For our sceneario, let us take 100 bins over the b1
axis, which is our normalized returns,
and take the remaining default options.
OLS Regression Results
==============================================================================
Dep. Variable: b0 R-squared: 0.184
Model: OLS Adj. R-squared: 0.176
Method: Least Squares F-statistic: 22.11
Date: Wed, 01 May 2024 Prob (F-statistic): 8.45e-06
Time: 18:03:49 Log-Likelihood: 418.85
No. Observations: 100 AIC: -833.7
Df Residuals: 98 BIC: -828.5
Df Model: 1
Covariance Type: nonrobust
==============================================================================
coef std err t P>|t| [0.025 0.975]
------------------------------------------------------------------------------
Intercept 0.0008 0.000 2.259 0.026 0.000 0.002
b1 0.0003 6.98e-05 4.702 0.000 0.000 0.000
==============================================================================
Omnibus: 4.233 Durbin-Watson: 1.528
Prob(Omnibus): 0.120 Jarque-Bera (JB): 4.101
Skew: 0.444 Prob(JB): 0.129
Kurtosis: 2.559 Cond. No. 5.36
==============================================================================
Notes:
[1] Standard Errors assume that the covariance matrix of the errors is correctly specified.

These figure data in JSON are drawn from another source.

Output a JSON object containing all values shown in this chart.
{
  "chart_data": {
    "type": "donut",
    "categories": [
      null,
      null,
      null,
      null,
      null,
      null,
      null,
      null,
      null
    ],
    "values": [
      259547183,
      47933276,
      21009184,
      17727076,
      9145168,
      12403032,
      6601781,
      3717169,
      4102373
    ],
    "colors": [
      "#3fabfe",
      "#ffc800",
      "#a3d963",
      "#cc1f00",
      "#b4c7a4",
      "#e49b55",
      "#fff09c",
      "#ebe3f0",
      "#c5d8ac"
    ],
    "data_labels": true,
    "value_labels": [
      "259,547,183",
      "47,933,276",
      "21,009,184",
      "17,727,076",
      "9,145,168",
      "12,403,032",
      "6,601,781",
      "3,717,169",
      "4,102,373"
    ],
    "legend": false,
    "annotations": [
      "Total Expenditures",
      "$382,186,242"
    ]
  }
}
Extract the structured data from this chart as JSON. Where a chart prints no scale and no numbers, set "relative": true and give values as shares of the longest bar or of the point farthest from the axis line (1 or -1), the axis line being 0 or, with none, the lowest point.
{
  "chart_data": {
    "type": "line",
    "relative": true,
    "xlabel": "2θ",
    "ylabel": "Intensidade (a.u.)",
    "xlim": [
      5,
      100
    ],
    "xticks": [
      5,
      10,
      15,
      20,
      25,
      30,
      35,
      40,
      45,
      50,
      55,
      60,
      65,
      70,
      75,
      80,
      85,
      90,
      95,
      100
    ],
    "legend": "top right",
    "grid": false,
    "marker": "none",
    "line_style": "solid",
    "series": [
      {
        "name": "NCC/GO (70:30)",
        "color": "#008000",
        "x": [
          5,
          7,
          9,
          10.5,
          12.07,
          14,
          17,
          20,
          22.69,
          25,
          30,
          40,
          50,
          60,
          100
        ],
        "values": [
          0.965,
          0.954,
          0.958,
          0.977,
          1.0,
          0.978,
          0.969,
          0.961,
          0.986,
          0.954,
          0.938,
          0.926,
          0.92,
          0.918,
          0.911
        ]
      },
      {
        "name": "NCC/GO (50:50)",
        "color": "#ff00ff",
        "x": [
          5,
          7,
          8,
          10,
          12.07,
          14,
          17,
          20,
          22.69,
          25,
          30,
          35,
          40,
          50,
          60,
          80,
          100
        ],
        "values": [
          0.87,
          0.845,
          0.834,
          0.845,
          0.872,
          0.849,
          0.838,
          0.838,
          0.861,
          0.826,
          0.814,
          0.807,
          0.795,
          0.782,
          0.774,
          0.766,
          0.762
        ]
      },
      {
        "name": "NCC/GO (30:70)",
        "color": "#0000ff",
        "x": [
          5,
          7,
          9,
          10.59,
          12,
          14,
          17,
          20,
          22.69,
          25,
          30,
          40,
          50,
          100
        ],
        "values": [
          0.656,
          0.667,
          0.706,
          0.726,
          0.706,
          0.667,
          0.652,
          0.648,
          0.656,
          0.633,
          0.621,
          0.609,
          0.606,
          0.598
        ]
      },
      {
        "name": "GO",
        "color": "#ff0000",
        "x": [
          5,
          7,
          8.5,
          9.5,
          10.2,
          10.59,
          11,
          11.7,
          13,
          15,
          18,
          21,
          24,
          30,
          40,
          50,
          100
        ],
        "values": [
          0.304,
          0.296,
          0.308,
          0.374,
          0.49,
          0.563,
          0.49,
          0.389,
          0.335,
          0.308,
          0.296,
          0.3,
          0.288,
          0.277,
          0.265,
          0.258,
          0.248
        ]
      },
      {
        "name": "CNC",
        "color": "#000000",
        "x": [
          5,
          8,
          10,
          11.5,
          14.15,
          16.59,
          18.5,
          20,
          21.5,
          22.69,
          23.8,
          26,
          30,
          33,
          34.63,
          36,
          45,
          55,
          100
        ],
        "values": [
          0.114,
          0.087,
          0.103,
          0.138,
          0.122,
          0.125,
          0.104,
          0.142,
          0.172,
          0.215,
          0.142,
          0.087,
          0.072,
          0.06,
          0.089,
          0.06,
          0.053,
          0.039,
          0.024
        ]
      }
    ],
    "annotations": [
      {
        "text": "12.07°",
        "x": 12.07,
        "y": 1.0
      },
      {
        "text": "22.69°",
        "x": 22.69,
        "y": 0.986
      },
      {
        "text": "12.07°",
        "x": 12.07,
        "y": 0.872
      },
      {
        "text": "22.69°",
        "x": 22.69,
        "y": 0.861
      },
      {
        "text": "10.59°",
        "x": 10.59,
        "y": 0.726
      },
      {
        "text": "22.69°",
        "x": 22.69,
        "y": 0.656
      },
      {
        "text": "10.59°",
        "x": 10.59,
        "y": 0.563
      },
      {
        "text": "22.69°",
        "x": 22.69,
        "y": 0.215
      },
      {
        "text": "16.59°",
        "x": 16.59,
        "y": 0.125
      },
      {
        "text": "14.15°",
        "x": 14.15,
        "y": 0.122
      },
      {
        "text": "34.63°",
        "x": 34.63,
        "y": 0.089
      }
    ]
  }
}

and all regression studies suggest that momentum exists in cryptocurrency returns over daily timescales. Of course, since the data has been transformed, the interpretation of the regression results and analysis needs to be adjusted in relation to the binning and aggregation techniques employed.
The library also supports methods to study multivariable regression, as in the statsmodels
package, as well as convenience methods to obtain diagnostics for common issues such as multicollinearity concerns with statistics like condition number and variance-inflation-factors.